立輝(たつき):世間一般に“普通”な、恵まれた家庭で育った大学生
愛瑠(めぐる):いろいろなことに恵まれなかった天涯孤独のフリーター
2人のプロフィールは作品を読んでいただかないとまとめづらいかな…ということで、かなりざっくりですが…こんな感じの2人の話です。
――本作では、「映画みたいないちにち」という言葉や「エンドロール」「恋フィルム」など、ところどころ“映画”に関連するワードが出ていますが、わがさんが影響を受けた作品はありますか?

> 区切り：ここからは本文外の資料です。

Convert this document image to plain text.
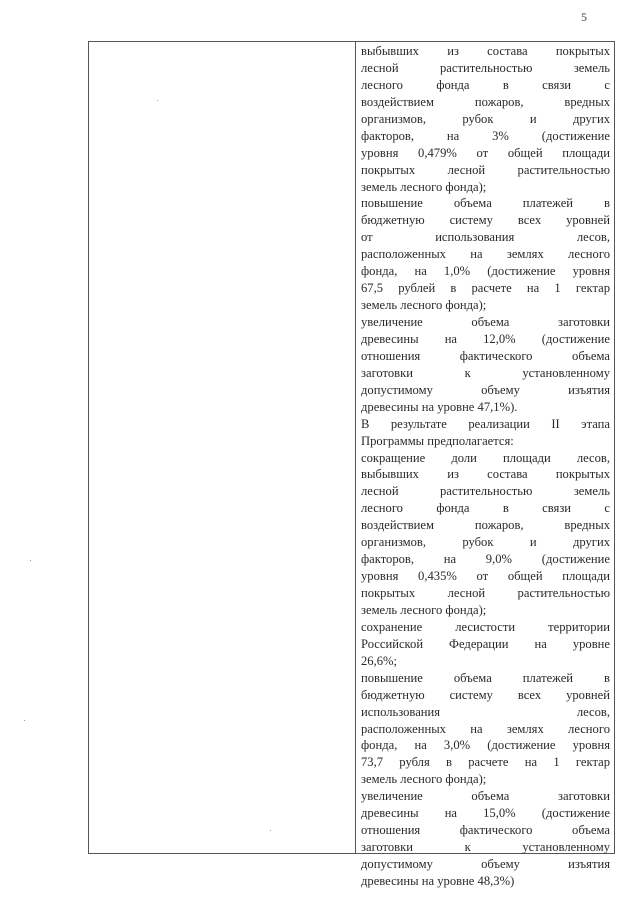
5
выбывших из состава покрытых
лесной растительностью земель
лесного фонда в связи с
воздействием пожаров, вредных
организмов, рубок и других
факторов, на 3% (достижение
уровня 0,479% от общей площади
покрытых лесной растительностью
земель лесного фонда);
повышение объема платежей в
бюджетную систему всех уровней
от использования лесов,
расположенных на землях лесного
фонда, на 1,0% (достижение уровня
67,5 рублей в расчете на 1 гектар
земель лесного фонда);
увеличение объема заготовки
древесины на 12,0% (достижение
отношения фактического объема
заготовки к установленному
допустимому объему изъятия
древесины на уровне 47,1%).
В результате реализации II этапа
Программы предполагается:
сокращение доли площади лесов,
выбывших из состава покрытых
лесной растительностью земель
лесного фонда в связи с
воздействием пожаров, вредных
организмов, рубок и других
факторов, на 9,0% (достижение
уровня 0,435% от общей площади
покрытых лесной растительностью
земель лесного фонда);
сохранение лесистости территории
Российской Федерации на уровне
26,6%;
повышение объема платежей в
бюджетную систему всех уровней
использования лесов,
расположенных на землях лесного
фонда, на 3,0% (достижение уровня
73,7 рубля в расчете на 1 гектар
земель лесного фонда);
увеличение объема заготовки
древесины на 15,0% (достижение
отношения фактического объема
заготовки к установленному
допустимому объему изъятия
древесины на уровне 48,3%)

好きな映画はたくさんありますが、今回の漫画を描く上で影響を受けた作品は特に無いです。ただ、これは連載中は特に気にしていなかったことですが、私自身、2〜3時間で1本の映画を観て作品から何かを感じ・考える…という一連の行為が好きで、個人的には人生においてかなり大切な時間だと思っているので、この作品も誰かのそういった時間のひとつになれていたら幸せだなと、コミックス作業をしている間によく考えていました。
今回はコミックスのカバーデザインや中のページの細かいところまで映画を意識してデザインしていただいたので、出来上がって自分で読み返して、漫画を読んで映画体験を得る、ちょっと不思議な作品になったのでは…と思っていて、映画好きな自分として少し特別な作品になりました。
――今後挑戦してみたいジャンルやテーマがありましたらお教えください。
ミステリ・ホラーが大好きなので、自分の絵柄と合うように中和したものでチャレンジしてみたい気持ちがあります。
――作品を楽しみにしている読者へメッセージをお願いします!
いつも見てくださっている方、初めて見てくださった方もありがとうございます。『ララバイバイリリー』、すこし複雑な話ですが、気に入ってくださると嬉しいです。